Krankenkassen fehlen zehn Milliarden Euro

Berichten der Bild-Zeitung zufolge fehlen den Krankenkassen fast zehn Milliarden Euro. Sie haben keine Rückstellungen für ihre Angestellten, die sich in einem beamtenähnlichen Dienstverhältnis befinden gebildet.

Den Informationen nach sind davon in erster Linie die Allgemeinen Ortskrankenkassen (AOKen) betroffen. Fast alle anderen Krankenkassen haben Angestellte, die in der gesetzlichen Rentenversicherung versichert sind. Das ganze Dilemma wurde öffentlich, weil sich jetzt Bund, Länder und Krankenkassen darüber auseinandersetzen, wie der für das Jahr 2009 zu bildende Gesundheitsfonds mit ausgeglichenen Bilanzen starten kann. Wenn der Gesundheitsfonds eingeführt wird, wollen die Länder nicht mehr für die Krankenkassen haften.

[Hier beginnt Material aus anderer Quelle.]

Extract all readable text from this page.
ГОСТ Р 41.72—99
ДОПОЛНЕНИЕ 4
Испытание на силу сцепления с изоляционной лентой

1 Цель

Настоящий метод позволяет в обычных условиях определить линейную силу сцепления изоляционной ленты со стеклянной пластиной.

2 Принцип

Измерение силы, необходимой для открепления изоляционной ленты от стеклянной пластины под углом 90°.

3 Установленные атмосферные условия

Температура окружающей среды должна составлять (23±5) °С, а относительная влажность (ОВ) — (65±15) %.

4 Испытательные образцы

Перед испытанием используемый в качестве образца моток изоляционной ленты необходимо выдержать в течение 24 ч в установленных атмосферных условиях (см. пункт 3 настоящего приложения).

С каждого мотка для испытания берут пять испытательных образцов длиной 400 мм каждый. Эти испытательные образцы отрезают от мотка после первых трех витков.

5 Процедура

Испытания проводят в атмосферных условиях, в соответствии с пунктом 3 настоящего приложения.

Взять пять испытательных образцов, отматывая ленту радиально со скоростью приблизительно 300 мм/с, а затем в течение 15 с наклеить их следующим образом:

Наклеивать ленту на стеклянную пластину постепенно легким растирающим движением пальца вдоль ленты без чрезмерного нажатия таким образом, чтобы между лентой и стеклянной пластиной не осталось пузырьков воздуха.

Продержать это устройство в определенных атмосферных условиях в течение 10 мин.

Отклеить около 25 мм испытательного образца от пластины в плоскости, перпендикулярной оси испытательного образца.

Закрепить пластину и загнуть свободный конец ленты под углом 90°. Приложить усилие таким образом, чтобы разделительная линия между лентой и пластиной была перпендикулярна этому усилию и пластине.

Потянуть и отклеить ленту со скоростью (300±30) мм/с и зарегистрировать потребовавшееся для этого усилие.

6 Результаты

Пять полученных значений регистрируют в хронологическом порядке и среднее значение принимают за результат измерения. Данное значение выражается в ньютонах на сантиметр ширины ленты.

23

Und auch die Kassen, die entsprechend Vorsorge betrieben haben, wollen nicht mit den Altlasten der Kassen, die das nicht getan haben, belastet werden.

Forderungen, den Gesundheitsfonds zu stoppen

Der Streit geht so weit, dass Gegner des Gesundheitsfonds bereits der Meinung sind, dass die Einführung des geplanten Gesundheitsfonds unbedingt gestoppt werden sollte. Auch der Bundestag wird sich mit diesem Thema erneut beschäftigen müssen. Das Gesundheitsministerium hat den Bericht der Bild-Zeitung nicht direkt bestätigt, jedoch in diesem Zusammenhang verlauten lassen, dass die Insolvenzregelung für Krankenkassen nach der Einführung des Gesundheitsfonds in Arbeit sei.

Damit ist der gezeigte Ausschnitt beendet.